Ik versta onder 'gezondheidsbevordering' alle acties die tot doel hebben de gezondheid, zoals gedefinieerd door de WHO, te verbeteren. Dit houdt zowel in curatief handelen, als preventief werken. Ik versta onder 'ziektebestrijding' het genezen van een kwaal, eens die zich reeds ingesteld heeft.

Als we deze definities toepassen op de huidige situatie in Belgie, dan kunnen we niet anders dan concluderen dat we hier grotendeels kwalen bestrijden. Op lange termijn werken en ervoor zorgen dat ons zorgstelsel beheersbaar blijft, zit er jammer genoeg bijna niet in. Deze situatie heeft verschillende vaders.

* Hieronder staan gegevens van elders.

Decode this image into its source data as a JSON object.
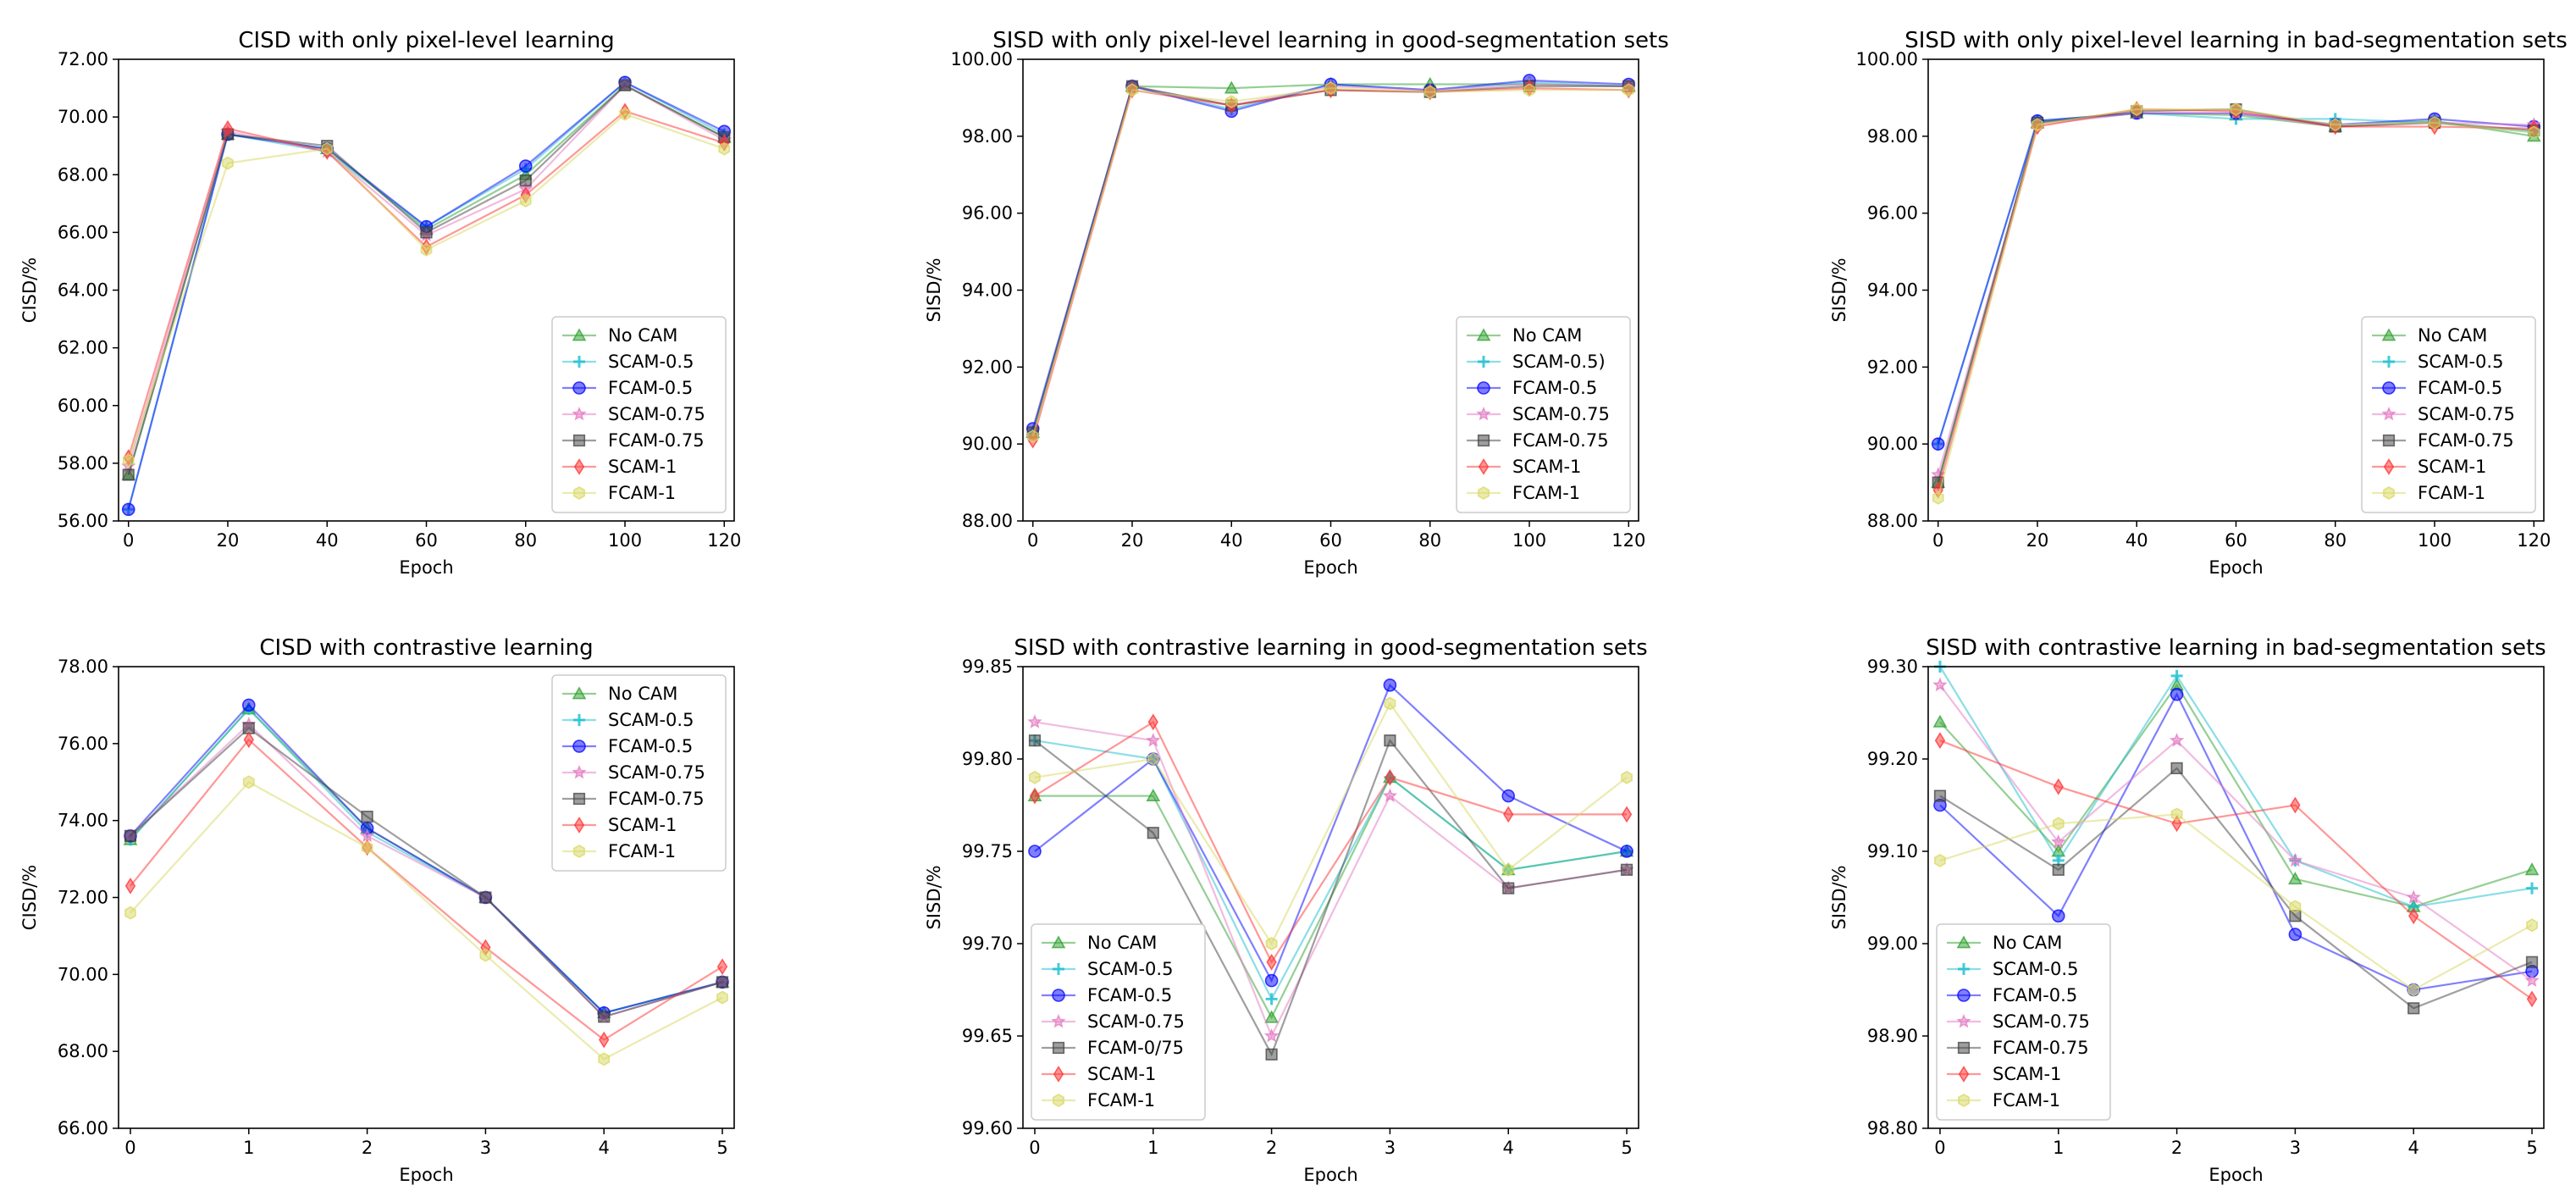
{
  "colors": {
    "No CAM": "#2ca02c",
    "SCAM-0.5": "#17becf",
    "FCAM-0.5": "#0000ff",
    "SCAM-0.75": "#e377c2",
    "FCAM-0.75": "#404040",
    "SCAM-1": "#ff3030",
    "FCAM-1": "#d8d860"
  },
  "chart_data": [
    {
      "type": "line",
      "title": "CISD with only pixel-level learning",
      "xlabel": "Epoch",
      "ylabel": "CISD/%",
      "x": [
        0,
        20,
        40,
        60,
        80,
        100,
        120
      ],
      "xlim": [
        -2,
        122
      ],
      "ylim": [
        56,
        72
      ],
      "yticks": [
        "56.00",
        "58.00",
        "60.00",
        "62.00",
        "64.00",
        "66.00",
        "68.00",
        "70.00",
        "72.00"
      ],
      "xticks": [
        "0",
        "20",
        "40",
        "60",
        "80",
        "100",
        "120"
      ],
      "legend": "lower-right",
      "series": [
        {
          "name": "No CAM",
          "marker": "triangle",
          "values": [
            57.6,
            69.4,
            68.9,
            66.1,
            68.0,
            71.1,
            69.3
          ]
        },
        {
          "name": "SCAM-0.5",
          "marker": "plus",
          "values": [
            56.4,
            69.4,
            68.8,
            66.2,
            68.2,
            71.2,
            69.4
          ]
        },
        {
          "name": "FCAM-0.5",
          "marker": "circle",
          "values": [
            56.4,
            69.4,
            68.9,
            66.2,
            68.3,
            71.2,
            69.5
          ]
        },
        {
          "name": "SCAM-0.75",
          "marker": "star",
          "values": [
            57.9,
            69.5,
            68.8,
            65.9,
            67.5,
            71.1,
            69.2
          ]
        },
        {
          "name": "FCAM-0.75",
          "marker": "square",
          "values": [
            57.6,
            69.4,
            69.0,
            66.0,
            67.8,
            71.1,
            69.3
          ]
        },
        {
          "name": "SCAM-1",
          "marker": "diamond",
          "values": [
            58.2,
            69.6,
            68.8,
            65.5,
            67.3,
            70.2,
            69.1
          ]
        },
        {
          "name": "FCAM-1",
          "marker": "hexagon",
          "values": [
            58.1,
            68.4,
            68.9,
            65.4,
            67.1,
            70.1,
            68.9
          ]
        }
      ]
    },
    {
      "type": "line",
      "title": "SISD with only pixel-level learning in good-segmentation sets",
      "xlabel": "Epoch",
      "ylabel": "SISD/%",
      "x": [
        0,
        20,
        40,
        60,
        80,
        100,
        120
      ],
      "xlim": [
        -2,
        122
      ],
      "ylim": [
        88,
        100
      ],
      "yticks": [
        "88.00",
        "90.00",
        "92.00",
        "94.00",
        "96.00",
        "98.00",
        "100.00"
      ],
      "xticks": [
        "0",
        "20",
        "40",
        "60",
        "80",
        "100",
        "120"
      ],
      "legend": "lower-right",
      "series": [
        {
          "name": "No CAM",
          "marker": "triangle",
          "values": [
            90.3,
            99.3,
            99.25,
            99.35,
            99.35,
            99.35,
            99.3
          ]
        },
        {
          "name": "SCAM-0.5)",
          "color_key": "SCAM-0.5",
          "marker": "plus",
          "values": [
            90.3,
            99.3,
            98.7,
            99.35,
            99.2,
            99.4,
            99.3
          ]
        },
        {
          "name": "FCAM-0.5",
          "marker": "circle",
          "values": [
            90.4,
            99.3,
            98.65,
            99.35,
            99.2,
            99.45,
            99.35
          ]
        },
        {
          "name": "SCAM-0.75",
          "marker": "star",
          "values": [
            90.2,
            99.3,
            98.8,
            99.3,
            99.2,
            99.35,
            99.3
          ]
        },
        {
          "name": "FCAM-0.75",
          "marker": "square",
          "values": [
            90.3,
            99.3,
            98.8,
            99.2,
            99.15,
            99.3,
            99.3
          ]
        },
        {
          "name": "SCAM-1",
          "marker": "diamond",
          "values": [
            90.1,
            99.2,
            98.8,
            99.2,
            99.15,
            99.25,
            99.2
          ]
        },
        {
          "name": "FCAM-1",
          "marker": "hexagon",
          "values": [
            90.2,
            99.2,
            98.9,
            99.25,
            99.15,
            99.2,
            99.2
          ]
        }
      ]
    },
    {
      "type": "line",
      "title": "SISD with only pixel-level learning in bad-segmentation sets",
      "xlabel": "Epoch",
      "ylabel": "SISD/%",
      "x": [
        0,
        20,
        40,
        60,
        80,
        100,
        120
      ],
      "xlim": [
        -2,
        122
      ],
      "ylim": [
        88,
        100
      ],
      "yticks": [
        "88.00",
        "90.00",
        "92.00",
        "94.00",
        "96.00",
        "98.00",
        "100.00"
      ],
      "xticks": [
        "0",
        "20",
        "40",
        "60",
        "80",
        "100",
        "120"
      ],
      "legend": "lower-right",
      "series": [
        {
          "name": "No CAM",
          "marker": "triangle",
          "values": [
            89.0,
            98.35,
            98.6,
            98.55,
            98.25,
            98.4,
            98.0
          ]
        },
        {
          "name": "SCAM-0.5",
          "marker": "plus",
          "values": [
            90.0,
            98.4,
            98.6,
            98.45,
            98.45,
            98.35,
            98.1
          ]
        },
        {
          "name": "FCAM-0.5",
          "marker": "circle",
          "values": [
            90.0,
            98.4,
            98.6,
            98.6,
            98.3,
            98.45,
            98.25
          ]
        },
        {
          "name": "SCAM-0.75",
          "marker": "star",
          "values": [
            89.2,
            98.3,
            98.6,
            98.6,
            98.25,
            98.35,
            98.3
          ]
        },
        {
          "name": "FCAM-0.75",
          "marker": "square",
          "values": [
            89.0,
            98.35,
            98.65,
            98.7,
            98.25,
            98.35,
            98.15
          ]
        },
        {
          "name": "SCAM-1",
          "marker": "diamond",
          "values": [
            88.8,
            98.25,
            98.7,
            98.65,
            98.25,
            98.25,
            98.2
          ]
        },
        {
          "name": "FCAM-1",
          "marker": "hexagon",
          "values": [
            88.6,
            98.3,
            98.7,
            98.7,
            98.3,
            98.35,
            98.1
          ]
        }
      ]
    },
    {
      "type": "line",
      "title": "CISD with contrastive learning",
      "xlabel": "Epoch",
      "ylabel": "CISD/%",
      "x": [
        0,
        1,
        2,
        3,
        4,
        5
      ],
      "xlim": [
        -0.1,
        5.1
      ],
      "ylim": [
        66,
        78
      ],
      "yticks": [
        "66.00",
        "68.00",
        "70.00",
        "72.00",
        "74.00",
        "76.00",
        "78.00"
      ],
      "xticks": [
        "0",
        "1",
        "2",
        "3",
        "4",
        "5"
      ],
      "legend": "upper-right",
      "series": [
        {
          "name": "No CAM",
          "marker": "triangle",
          "values": [
            73.5,
            76.9,
            73.8,
            72.0,
            69.0,
            69.8
          ]
        },
        {
          "name": "SCAM-0.5",
          "marker": "plus",
          "values": [
            73.5,
            76.9,
            73.7,
            72.0,
            69.0,
            69.8
          ]
        },
        {
          "name": "FCAM-0.5",
          "marker": "circle",
          "values": [
            73.6,
            77.0,
            73.8,
            72.0,
            69.0,
            69.8
          ]
        },
        {
          "name": "SCAM-0.75",
          "marker": "star",
          "values": [
            73.6,
            76.5,
            73.6,
            72.0,
            68.9,
            69.8
          ]
        },
        {
          "name": "FCAM-0.75",
          "marker": "square",
          "values": [
            73.6,
            76.4,
            74.1,
            72.0,
            68.9,
            69.8
          ]
        },
        {
          "name": "SCAM-1",
          "marker": "diamond",
          "values": [
            72.3,
            76.1,
            73.3,
            70.7,
            68.3,
            70.2
          ]
        },
        {
          "name": "FCAM-1",
          "marker": "hexagon",
          "values": [
            71.6,
            75.0,
            73.3,
            70.5,
            67.8,
            69.4
          ]
        }
      ]
    },
    {
      "type": "line",
      "title": "SISD with contrastive learning in good-segmentation sets",
      "xlabel": "Epoch",
      "ylabel": "SISD/%",
      "x": [
        0,
        1,
        2,
        3,
        4,
        5
      ],
      "xlim": [
        -0.1,
        5.1
      ],
      "ylim": [
        99.6,
        99.85
      ],
      "yticks": [
        "99.60",
        "99.65",
        "99.70",
        "99.75",
        "99.80",
        "99.85"
      ],
      "xticks": [
        "0",
        "1",
        "2",
        "3",
        "4",
        "5"
      ],
      "legend": "lower-left",
      "series": [
        {
          "name": "No CAM",
          "marker": "triangle",
          "values": [
            99.78,
            99.78,
            99.66,
            99.79,
            99.74,
            99.75
          ]
        },
        {
          "name": "SCAM-0.5",
          "marker": "plus",
          "values": [
            99.81,
            99.8,
            99.67,
            99.79,
            99.74,
            99.75
          ]
        },
        {
          "name": "FCAM-0.5",
          "marker": "circle",
          "values": [
            99.75,
            99.8,
            99.68,
            99.84,
            99.78,
            99.75
          ]
        },
        {
          "name": "SCAM-0.75",
          "marker": "star",
          "values": [
            99.82,
            99.81,
            99.65,
            99.78,
            99.73,
            99.74
          ]
        },
        {
          "name": "FCAM-0/75",
          "color_key": "FCAM-0.75",
          "marker": "square",
          "values": [
            99.81,
            99.76,
            99.64,
            99.81,
            99.73,
            99.74
          ]
        },
        {
          "name": "SCAM-1",
          "marker": "diamond",
          "values": [
            99.78,
            99.82,
            99.69,
            99.79,
            99.77,
            99.77
          ]
        },
        {
          "name": "FCAM-1",
          "marker": "hexagon",
          "values": [
            99.79,
            99.8,
            99.7,
            99.83,
            99.74,
            99.79
          ]
        }
      ]
    },
    {
      "type": "line",
      "title": "SISD with contrastive learning in bad-segmentation sets",
      "xlabel": "Epoch",
      "ylabel": "SISD/%",
      "x": [
        0,
        1,
        2,
        3,
        4,
        5
      ],
      "xlim": [
        -0.1,
        5.1
      ],
      "ylim": [
        98.8,
        99.3
      ],
      "yticks": [
        "98.80",
        "98.90",
        "99.00",
        "99.10",
        "99.20",
        "99.30"
      ],
      "xticks": [
        "0",
        "1",
        "2",
        "3",
        "4",
        "5"
      ],
      "legend": "lower-left",
      "series": [
        {
          "name": "No CAM",
          "marker": "triangle",
          "values": [
            99.24,
            99.1,
            99.28,
            99.07,
            99.04,
            99.08
          ]
        },
        {
          "name": "SCAM-0.5",
          "marker": "plus",
          "values": [
            99.3,
            99.09,
            99.29,
            99.09,
            99.04,
            99.06
          ]
        },
        {
          "name": "FCAM-0.5",
          "marker": "circle",
          "values": [
            99.15,
            99.03,
            99.27,
            99.01,
            98.95,
            98.97
          ]
        },
        {
          "name": "SCAM-0.75",
          "marker": "star",
          "values": [
            99.28,
            99.11,
            99.22,
            99.09,
            99.05,
            98.96
          ]
        },
        {
          "name": "FCAM-0.75",
          "marker": "square",
          "values": [
            99.16,
            99.08,
            99.19,
            99.03,
            98.93,
            98.98
          ]
        },
        {
          "name": "SCAM-1",
          "marker": "diamond",
          "values": [
            99.22,
            99.17,
            99.13,
            99.15,
            99.03,
            98.94
          ]
        },
        {
          "name": "FCAM-1",
          "marker": "hexagon",
          "values": [
            99.09,
            99.13,
            99.14,
            99.04,
            98.95,
            99.02
          ]
        }
      ]
    }
  ]
}
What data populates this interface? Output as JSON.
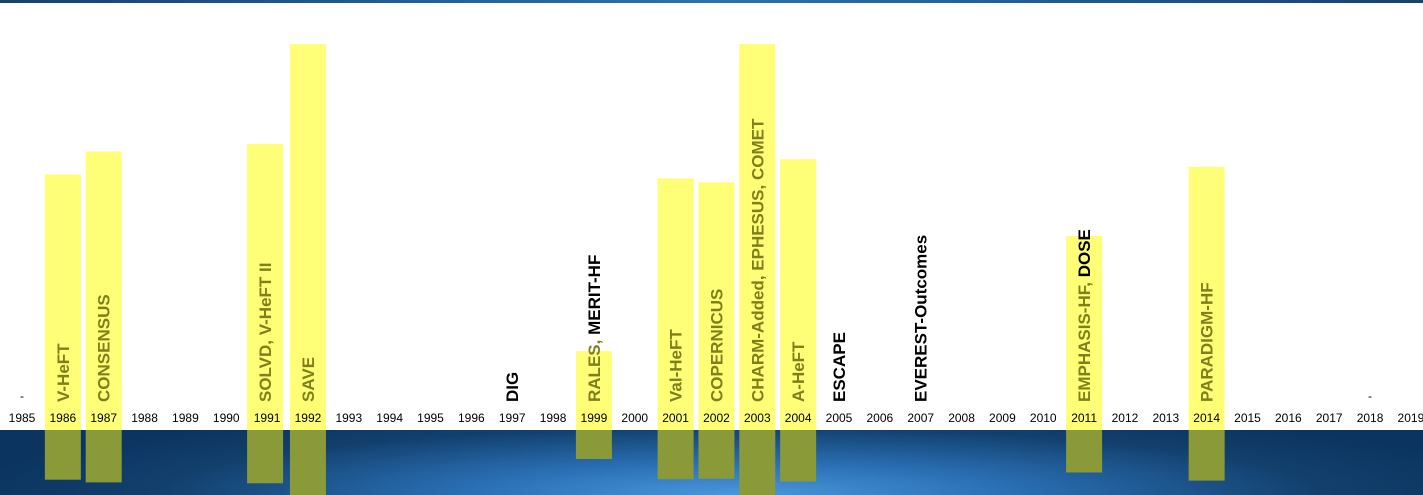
{
  "chart_data": {
    "type": "bar",
    "title": "",
    "xlabel": "",
    "ylabel": "",
    "x_ticks": [
      "1985",
      "1986",
      "1987",
      "1988",
      "1989",
      "1990",
      "1991",
      "1992",
      "1993",
      "1994",
      "1995",
      "1996",
      "1997",
      "1998",
      "1999",
      "2000",
      "2001",
      "2002",
      "2003",
      "2004",
      "2005",
      "2006",
      "2007",
      "2008",
      "2009",
      "2010",
      "2011",
      "2012",
      "2013",
      "2014",
      "2015",
      "2016",
      "2017",
      "2018",
      "2019"
    ],
    "grid": false,
    "legend": "none",
    "colors": {
      "bar_fill": "#ffff77",
      "bar_fill_dark": "#8a9a38",
      "label_on_bar": "#7f7f1c",
      "label_plain": "#000000",
      "band_dark": "#0b3460",
      "band_light": "#4a97dc"
    },
    "markers": [
      {
        "year": "1985",
        "symbol": "-"
      },
      {
        "year": "2018",
        "symbol": "-"
      }
    ],
    "trials": [
      {
        "year": "1986",
        "slot": 0,
        "value": 0.66,
        "highlight": true,
        "labels": [
          {
            "text": "V-HeFT",
            "highlighted": true
          }
        ]
      },
      {
        "year": "1987",
        "slot": 0,
        "value": 0.72,
        "highlight": true,
        "labels": [
          {
            "text": "CONSENSUS",
            "highlighted": true
          }
        ]
      },
      {
        "year": "1991",
        "slot": -1,
        "value": 0.74,
        "highlight": true,
        "labels": [
          {
            "text": "SOLVD, V-HeFT II",
            "highlighted": true
          }
        ]
      },
      {
        "year": "1992",
        "slot": 0,
        "value": 1.0,
        "highlight": true,
        "labels": [
          {
            "text": "SAVE",
            "highlighted": true
          }
        ]
      },
      {
        "year": "1997",
        "slot": 0,
        "value": 0,
        "highlight": false,
        "labels": [
          {
            "text": "DIG",
            "highlighted": false
          }
        ]
      },
      {
        "year": "1999",
        "slot": 0,
        "value": 0.2,
        "highlight": true,
        "labels": [
          {
            "text": "RALES,",
            "highlighted": true
          },
          {
            "text": " MERIT-HF",
            "highlighted": false
          }
        ]
      },
      {
        "year": "2001",
        "slot": 0,
        "value": 0.65,
        "highlight": true,
        "labels": [
          {
            "text": "Val-HeFT",
            "highlighted": true
          }
        ]
      },
      {
        "year": "2002",
        "slot": 0,
        "value": 0.64,
        "highlight": true,
        "labels": [
          {
            "text": "COPERNICUS",
            "highlighted": true
          }
        ]
      },
      {
        "year": "2003",
        "slot": 0,
        "value": 1.0,
        "highlight": true,
        "labels": [
          {
            "text": "CHARM-Added, EPHESUS, COMET",
            "highlighted": true
          }
        ]
      },
      {
        "year": "2004",
        "slot": 0,
        "value": 0.7,
        "highlight": true,
        "labels": [
          {
            "text": "A-HeFT",
            "highlighted": true
          }
        ]
      },
      {
        "year": "2005",
        "slot": 0,
        "value": 0,
        "highlight": false,
        "labels": [
          {
            "text": "ESCAPE",
            "highlighted": false
          }
        ]
      },
      {
        "year": "2007",
        "slot": 0,
        "value": 0,
        "highlight": false,
        "labels": [
          {
            "text": "EVEREST-Outcomes",
            "highlighted": false
          }
        ]
      },
      {
        "year": "2011",
        "slot": 0,
        "value": 0.5,
        "highlight": true,
        "labels": [
          {
            "text": "EMPHASIS-HF,",
            "highlighted": true
          },
          {
            "text": " DOSE",
            "highlighted": false
          }
        ]
      },
      {
        "year": "2014",
        "slot": 0,
        "value": 0.68,
        "highlight": true,
        "labels": [
          {
            "text": "PARADIGM-HF",
            "highlighted": true
          }
        ]
      }
    ]
  }
}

Vooreerst is er de politiek. De politiek behandelt anno 2024 preventie nog altijd als een paria. Verbazen hoeft dit allerminst. Preventie is weinig zichtbaar. Niemand ziet of je thuis gezond eet, of je rookt of niet, drinkt of niet, of je af en toe je ledematen strekt. Het blijft allemaal wat onder de radar. Wat heden ten dage niet zichtbaar is, bestaat niet. Daarom wordt er tot geen nadruk op gelegd en gaan er onvoldoende middelen naartoe.

Ik verwijs naar het recente stuk van de hand van prof. Johannes Spinnewijn, London School of Economics in De Standaard van 29.10.2024. Hij stelde daarin, op basis van data vanuit Nederland, dat rookstop bevorderen, alcoholconsumptie aanpakken, overgewicht bestrijden en meer bewegen aanmoedigen zeker hun waarde hebben, maar dat dit niet zoveel bijdraagt in het terugdringen van de gezondheidskloof tussen arm en rijk. Veel doorslaggevender zijn factoren als socio-economische achtergrond en geografie.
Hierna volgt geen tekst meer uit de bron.